Prema Gupta, a PennDesign alumna (MSHP’05) who directs the planning and development of the Navy Yard for PIDC, has come to approach historic buildings for their “intrinsic economic value,” as she wrote on PlanPhilly. Old buildings lend a strong sense of identity to a place, and that is attractive to the younger workforce. Gupta said that her success is measured by the number of jobs created and tax revenues generated, but even so, people talk about the Navy Yard foremost as a preserved historical environment. She believes Philadelphians are beginning to reject the “false choice” between preservation and development. While some are reluctant to identify as preservationists, fearing that the label implies they value buildings over people, she thinks there is room for an “intersectional preservation,” one that embraces all the various public goods that are served by maintaining historic places.
“What’s worrisome, at least to a practicing preservationist like me, is the tendency to veer from one credo or manifesto to the next without remembering what the last one achieved,” Aaron Wunsch wrote on PlanPhilly. For Wunsch, Assistant Professor in the Graduate Program in Historic Preservation at PennDesign, preservation is important because it reinforces a sense of place, and because it works toward sustainability, and because it can have economic benefits for cities. But those things don’t matter unless a core value of preservation can be articulated independently of those benefits. He understands why people hesitate to call themselves preservationists, or -ists of any variety, but believes that something is lost in the fight for preservation when people don’t commit, even if the label doesn’t perfectly fit. As a historian, Wunsch believes that a fundamental value of a preserved environment is the fact of “history made visible.” Unlike Pritchett, he said that preservation in Philadelphia is undervalued and underfunded. Zoning, housing, and tax policies all need to be considered with the values of preservation in mind, he said.

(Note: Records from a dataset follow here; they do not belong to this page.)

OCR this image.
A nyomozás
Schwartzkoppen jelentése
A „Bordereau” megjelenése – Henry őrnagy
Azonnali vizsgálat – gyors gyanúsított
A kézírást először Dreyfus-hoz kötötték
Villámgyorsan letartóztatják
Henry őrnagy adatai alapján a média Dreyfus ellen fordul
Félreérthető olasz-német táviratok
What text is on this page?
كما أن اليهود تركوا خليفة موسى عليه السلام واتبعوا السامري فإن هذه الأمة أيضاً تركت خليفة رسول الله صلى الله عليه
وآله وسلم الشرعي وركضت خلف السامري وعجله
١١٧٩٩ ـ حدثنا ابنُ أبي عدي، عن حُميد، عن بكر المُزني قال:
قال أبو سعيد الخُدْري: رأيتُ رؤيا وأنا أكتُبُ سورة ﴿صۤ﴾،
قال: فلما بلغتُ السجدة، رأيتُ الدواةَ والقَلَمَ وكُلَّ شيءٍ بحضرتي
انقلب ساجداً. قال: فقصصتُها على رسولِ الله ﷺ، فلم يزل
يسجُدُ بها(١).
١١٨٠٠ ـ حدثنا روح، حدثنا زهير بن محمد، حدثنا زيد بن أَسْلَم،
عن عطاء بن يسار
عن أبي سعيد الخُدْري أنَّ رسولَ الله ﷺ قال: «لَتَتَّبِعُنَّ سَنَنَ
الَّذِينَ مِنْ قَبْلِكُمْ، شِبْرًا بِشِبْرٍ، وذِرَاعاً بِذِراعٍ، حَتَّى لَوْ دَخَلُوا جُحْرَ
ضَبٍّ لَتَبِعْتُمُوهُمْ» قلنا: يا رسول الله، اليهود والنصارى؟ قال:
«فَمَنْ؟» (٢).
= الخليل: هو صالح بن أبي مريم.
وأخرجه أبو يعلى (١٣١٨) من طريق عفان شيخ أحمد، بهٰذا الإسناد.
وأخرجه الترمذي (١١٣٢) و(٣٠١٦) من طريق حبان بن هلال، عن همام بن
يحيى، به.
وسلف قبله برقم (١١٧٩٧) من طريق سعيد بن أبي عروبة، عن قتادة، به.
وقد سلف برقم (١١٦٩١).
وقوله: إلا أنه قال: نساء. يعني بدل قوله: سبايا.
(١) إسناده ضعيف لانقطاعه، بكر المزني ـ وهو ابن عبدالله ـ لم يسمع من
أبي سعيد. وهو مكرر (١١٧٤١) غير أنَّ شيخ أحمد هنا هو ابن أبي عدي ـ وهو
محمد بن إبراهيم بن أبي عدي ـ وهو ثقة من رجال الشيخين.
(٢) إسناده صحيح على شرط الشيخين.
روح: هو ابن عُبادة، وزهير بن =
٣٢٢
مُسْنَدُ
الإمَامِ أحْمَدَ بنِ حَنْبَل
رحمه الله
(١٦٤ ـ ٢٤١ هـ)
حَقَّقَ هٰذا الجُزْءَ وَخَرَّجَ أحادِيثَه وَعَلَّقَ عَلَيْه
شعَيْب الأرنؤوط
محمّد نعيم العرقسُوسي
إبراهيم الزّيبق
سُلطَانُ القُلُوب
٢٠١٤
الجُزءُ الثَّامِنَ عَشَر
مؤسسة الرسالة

Mason wrapped up the panel by asking the speakers to name a place that embodies the idea of preservation as a public good. Their responses are below.
Faye Anderson: The John Coltrane House, 1511 N. 33rd Street.
Wendell Pritchett: Eastern State Penitentiary, 2027 Fairmount Avenue.
Prema Gupta: Historic Rittenhousetown, 208 Lincoln Drive.
Aaron Wunsch: The Richard Allen Museum at Mother Bethel A.M.E. Church, 419 South 6th Street.